Originally Posted by DorianC3
Speaking of, the radio was very poorly wired... of course.
How does radio relate to this ?
I'm guessing sarcasm...
Originally Posted by CanadaGrant
I wonder if the dimmer function in the light switch burned out resulting in no instrument lighting so he took a more "direct approach" rather than replacing the switch..
Definitely a really DIRECT approach...branching off a 20A circuit to feed a 5A one...without a fuse... What could possibly go wrong???
So let me get this straight. That spade (typically vacant) is used as an additional feed for instrument lighting... It is variable as from light switch potentiometer.
The feed to the actual instrument lights goes from the light switch vatirator, to the rear of the fuse panel, through a small glass tube fuse (presumably called “INST LPS”). After going through the fuse, varied power then goes both to that spade (as an auxiliary) and behind to feed instrument lights...
Bubba bypassed the fuse probably because the wrong-sized, not-fully-seated fuse was not reliable.
my guess is... he had the wrong fuse in there (too big to fit)
if that is the case, I’ll bet that fuse, not fully seated, was unreliable and he did this reverse workaround.
Last edited by DorianC3; Oct 15, 2018 at 02:22 AM.
So let me get this straight.
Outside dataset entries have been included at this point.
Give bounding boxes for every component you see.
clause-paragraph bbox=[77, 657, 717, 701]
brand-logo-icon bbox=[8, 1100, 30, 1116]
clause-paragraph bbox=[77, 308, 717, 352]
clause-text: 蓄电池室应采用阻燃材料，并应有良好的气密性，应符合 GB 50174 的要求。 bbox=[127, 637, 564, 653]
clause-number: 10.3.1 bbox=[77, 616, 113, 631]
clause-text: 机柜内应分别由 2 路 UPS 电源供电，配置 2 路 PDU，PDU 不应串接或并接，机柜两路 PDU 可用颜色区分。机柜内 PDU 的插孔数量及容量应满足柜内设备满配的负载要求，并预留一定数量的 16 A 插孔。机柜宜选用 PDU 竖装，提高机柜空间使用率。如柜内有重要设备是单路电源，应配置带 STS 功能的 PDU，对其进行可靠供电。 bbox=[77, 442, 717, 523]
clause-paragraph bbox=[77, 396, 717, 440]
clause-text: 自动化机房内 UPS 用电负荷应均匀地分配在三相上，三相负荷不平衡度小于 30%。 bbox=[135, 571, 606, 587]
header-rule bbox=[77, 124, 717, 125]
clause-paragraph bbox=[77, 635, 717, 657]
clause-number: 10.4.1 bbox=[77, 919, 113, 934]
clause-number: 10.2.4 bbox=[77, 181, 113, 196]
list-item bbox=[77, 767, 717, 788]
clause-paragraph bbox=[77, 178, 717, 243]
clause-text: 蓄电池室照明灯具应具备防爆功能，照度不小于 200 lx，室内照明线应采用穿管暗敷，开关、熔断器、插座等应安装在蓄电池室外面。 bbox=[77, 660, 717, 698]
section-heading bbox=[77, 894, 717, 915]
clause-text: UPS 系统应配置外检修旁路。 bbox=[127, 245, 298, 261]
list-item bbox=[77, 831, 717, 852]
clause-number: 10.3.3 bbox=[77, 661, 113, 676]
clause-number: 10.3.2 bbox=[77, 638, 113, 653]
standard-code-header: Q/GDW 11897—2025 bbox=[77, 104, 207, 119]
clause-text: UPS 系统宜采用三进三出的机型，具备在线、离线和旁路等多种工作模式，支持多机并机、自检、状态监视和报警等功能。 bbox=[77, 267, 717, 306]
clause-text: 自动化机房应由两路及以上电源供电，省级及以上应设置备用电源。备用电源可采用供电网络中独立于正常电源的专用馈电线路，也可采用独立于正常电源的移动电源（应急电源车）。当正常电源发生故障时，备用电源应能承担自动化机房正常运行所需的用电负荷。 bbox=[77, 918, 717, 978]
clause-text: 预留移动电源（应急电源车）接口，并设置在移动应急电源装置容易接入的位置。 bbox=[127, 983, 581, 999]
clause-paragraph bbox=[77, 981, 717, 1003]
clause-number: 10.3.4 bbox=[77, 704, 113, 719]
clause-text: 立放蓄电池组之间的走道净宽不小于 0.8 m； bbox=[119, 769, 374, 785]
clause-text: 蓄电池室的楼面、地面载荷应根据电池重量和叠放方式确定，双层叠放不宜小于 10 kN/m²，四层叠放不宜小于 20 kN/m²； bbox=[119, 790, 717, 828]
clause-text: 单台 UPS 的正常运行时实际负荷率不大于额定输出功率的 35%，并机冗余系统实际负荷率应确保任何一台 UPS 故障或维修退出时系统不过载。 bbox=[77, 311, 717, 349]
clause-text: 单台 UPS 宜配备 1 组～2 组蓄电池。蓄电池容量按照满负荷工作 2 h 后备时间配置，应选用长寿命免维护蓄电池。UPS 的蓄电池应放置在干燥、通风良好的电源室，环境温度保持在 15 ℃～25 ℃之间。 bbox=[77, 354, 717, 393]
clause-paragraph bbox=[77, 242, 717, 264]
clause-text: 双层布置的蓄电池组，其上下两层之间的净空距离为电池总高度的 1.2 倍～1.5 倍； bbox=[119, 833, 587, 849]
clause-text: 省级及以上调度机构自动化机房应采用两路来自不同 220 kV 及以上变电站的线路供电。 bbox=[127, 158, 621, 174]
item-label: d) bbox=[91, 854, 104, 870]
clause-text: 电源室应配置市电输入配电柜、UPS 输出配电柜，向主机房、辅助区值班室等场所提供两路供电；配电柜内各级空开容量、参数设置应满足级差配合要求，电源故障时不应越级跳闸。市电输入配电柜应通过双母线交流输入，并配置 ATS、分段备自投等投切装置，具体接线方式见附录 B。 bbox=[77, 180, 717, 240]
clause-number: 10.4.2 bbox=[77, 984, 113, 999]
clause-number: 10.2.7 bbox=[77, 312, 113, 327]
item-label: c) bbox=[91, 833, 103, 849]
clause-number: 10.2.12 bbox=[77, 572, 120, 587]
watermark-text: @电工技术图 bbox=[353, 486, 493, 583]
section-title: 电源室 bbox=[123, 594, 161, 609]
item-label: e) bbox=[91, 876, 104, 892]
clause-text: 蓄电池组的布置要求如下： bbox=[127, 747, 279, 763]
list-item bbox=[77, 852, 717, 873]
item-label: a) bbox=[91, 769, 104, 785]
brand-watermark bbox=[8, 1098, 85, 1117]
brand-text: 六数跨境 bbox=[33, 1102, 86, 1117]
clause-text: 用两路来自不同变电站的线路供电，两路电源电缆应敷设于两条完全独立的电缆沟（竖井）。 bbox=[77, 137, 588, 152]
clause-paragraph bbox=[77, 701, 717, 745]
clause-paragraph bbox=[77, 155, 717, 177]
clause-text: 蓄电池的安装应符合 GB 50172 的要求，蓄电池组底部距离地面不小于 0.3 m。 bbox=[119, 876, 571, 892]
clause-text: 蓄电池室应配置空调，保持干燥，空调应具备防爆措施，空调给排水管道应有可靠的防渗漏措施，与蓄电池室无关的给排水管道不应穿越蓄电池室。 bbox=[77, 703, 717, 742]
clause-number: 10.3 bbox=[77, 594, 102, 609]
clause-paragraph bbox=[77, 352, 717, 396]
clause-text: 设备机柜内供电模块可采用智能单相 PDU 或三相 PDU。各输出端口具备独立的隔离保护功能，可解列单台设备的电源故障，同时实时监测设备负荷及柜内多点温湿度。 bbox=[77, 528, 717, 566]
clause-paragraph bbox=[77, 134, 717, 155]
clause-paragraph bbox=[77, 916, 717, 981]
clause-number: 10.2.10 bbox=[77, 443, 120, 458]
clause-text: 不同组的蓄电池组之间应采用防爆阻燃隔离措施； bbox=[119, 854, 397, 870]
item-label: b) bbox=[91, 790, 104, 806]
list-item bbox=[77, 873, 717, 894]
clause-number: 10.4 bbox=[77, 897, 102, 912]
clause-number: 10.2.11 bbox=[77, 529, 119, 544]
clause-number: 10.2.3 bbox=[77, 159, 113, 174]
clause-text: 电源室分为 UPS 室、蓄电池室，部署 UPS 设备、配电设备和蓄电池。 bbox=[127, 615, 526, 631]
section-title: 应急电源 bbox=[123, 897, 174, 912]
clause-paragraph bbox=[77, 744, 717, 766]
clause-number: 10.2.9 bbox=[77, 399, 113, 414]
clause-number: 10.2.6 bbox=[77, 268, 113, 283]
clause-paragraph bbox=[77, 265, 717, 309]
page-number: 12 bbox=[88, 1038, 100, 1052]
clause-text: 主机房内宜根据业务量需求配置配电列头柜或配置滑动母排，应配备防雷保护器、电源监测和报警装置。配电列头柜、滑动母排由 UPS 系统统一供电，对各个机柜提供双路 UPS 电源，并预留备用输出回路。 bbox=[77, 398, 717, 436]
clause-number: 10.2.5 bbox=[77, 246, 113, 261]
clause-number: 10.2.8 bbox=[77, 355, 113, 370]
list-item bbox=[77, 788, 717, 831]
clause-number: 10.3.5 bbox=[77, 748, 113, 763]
That spade (typically vacant) is used as an additional feed for instrument lighting... It is variable as from light switch potentiometer.
The feed to the actual instrument lights goes from the light switch vatirator, to the rear of the fuse panel, through a small glass tube fuse (presumably called “INST LPS”). After going through the fuse, varied power then goes both to that spade (as an auxiliary) and behind to feed instrument lights...
Bubba bypassed the fuse probably because the wrong-sized, not-fully-seated fuse was not reliable.
my guess is... he had the wrong fuse in there (too big to fit)
if that is the case, I’ll bet that fuse, not fully seated, was unreliable and he did this reverse workaround.
The level of corrosion and dirt in that fuse box is just unacceptable. You might just want to replace the wiring harnesses and be done with it. The fuse box comes with it.
Seeing that fuse block I'd second getting a new harness. I've tried to fix things like that in the past and it's just not worth it. You can get it patched up and working, but it will just start to cause headaches again in the near future.